Ela sempre permanecera misteriosa para ele e ainda recordava com dor o dia em que lhe tentou ligar para o telemóvel e recebeu a mensagem “O telemóvel que ligou está desligado”. O que a mensagem automática se esquecera de dizer é que “e nunca vai voltar a ser ligado”.

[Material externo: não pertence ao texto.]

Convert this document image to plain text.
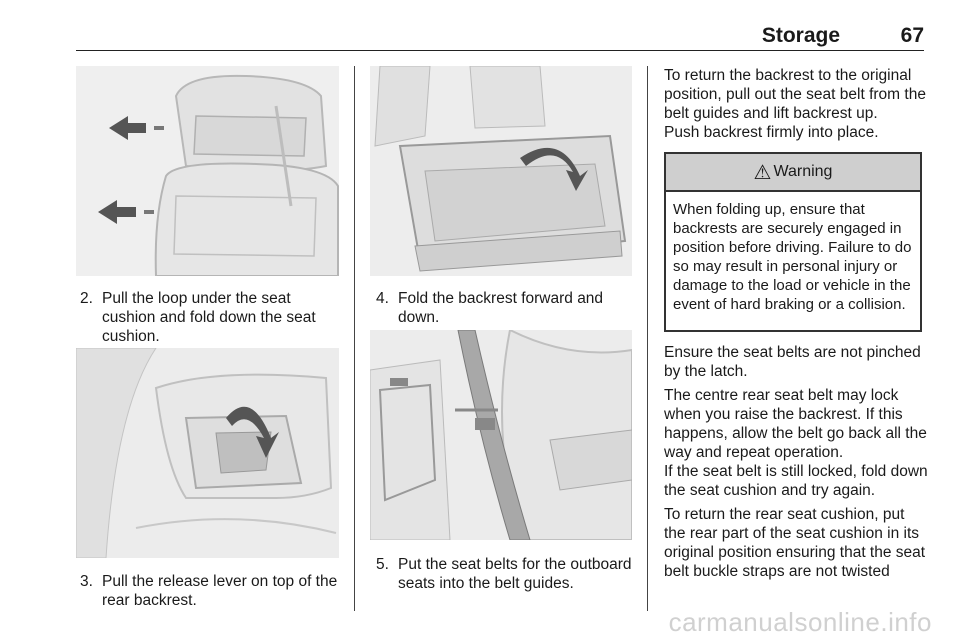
Storage	67
2. Pull the loop under the seat cushion and fold down the seat cushion.
3. Pull the release lever on top of the rear backrest.
4. Fold the backrest forward and down.
5. Put the seat belts for the outboard seats into the belt guides.
To return the backrest to the original position, pull out the seat belt from the belt guides and lift backrest up.
Push backrest firmly into place.
⚠ Warning
When folding up, ensure that backrests are securely engaged in position before driving. Failure to do so may result in personal injury or damage to the load or vehicle in the event of hard braking or a collision.
Ensure the seat belts are not pinched by the latch.
The centre rear seat belt may lock when you raise the backrest. If this happens, allow the belt go back all the way and repeat operation.
If the seat belt is still locked, fold down the seat cushion and try again.
To return the rear seat cushion, put the rear part of the seat cushion in its original position ensuring that the seat belt buckle straps are not twisted
carmanualsonline.info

Que teria ele feito. Tinham-se encontrado algumas vezes e nada fazia prever aquele final. No dia fatídico tinha mesmo comprado algo que tencionava dar-lhe no momento em que estava disposto a fazer um pedido especial. Mas tudo ficara mesmo por aí, pela vontade, pois ela tinha desaparecido, da mesma forma súbita como aparecera na sua vida, aos pés daquele abeto.

Ouviu passos atrás de si. Estava na hora do parque começar a encher. Limpou as lágrimas com as mãos tentando esconder a sua dor. Estava na hora de partir.

Foi então que voz disse:

- Feliz Natal, Bruno! Imaginei que te encontraria aqui.

Conhecia aquela voz, jamais seria capaz de a esquecer. Virou-se lentamente com medo que não fosse mais uma ilusão. Mas não ali estava ela, linda, como a recordava. Ela pareceu adivinhar a questão que lhe atormentava o espírito: o fatídico “porquê”. Então ela respondeu:

- Porque te amava Bruno, amava-te e amo-te demais, e tenho medo.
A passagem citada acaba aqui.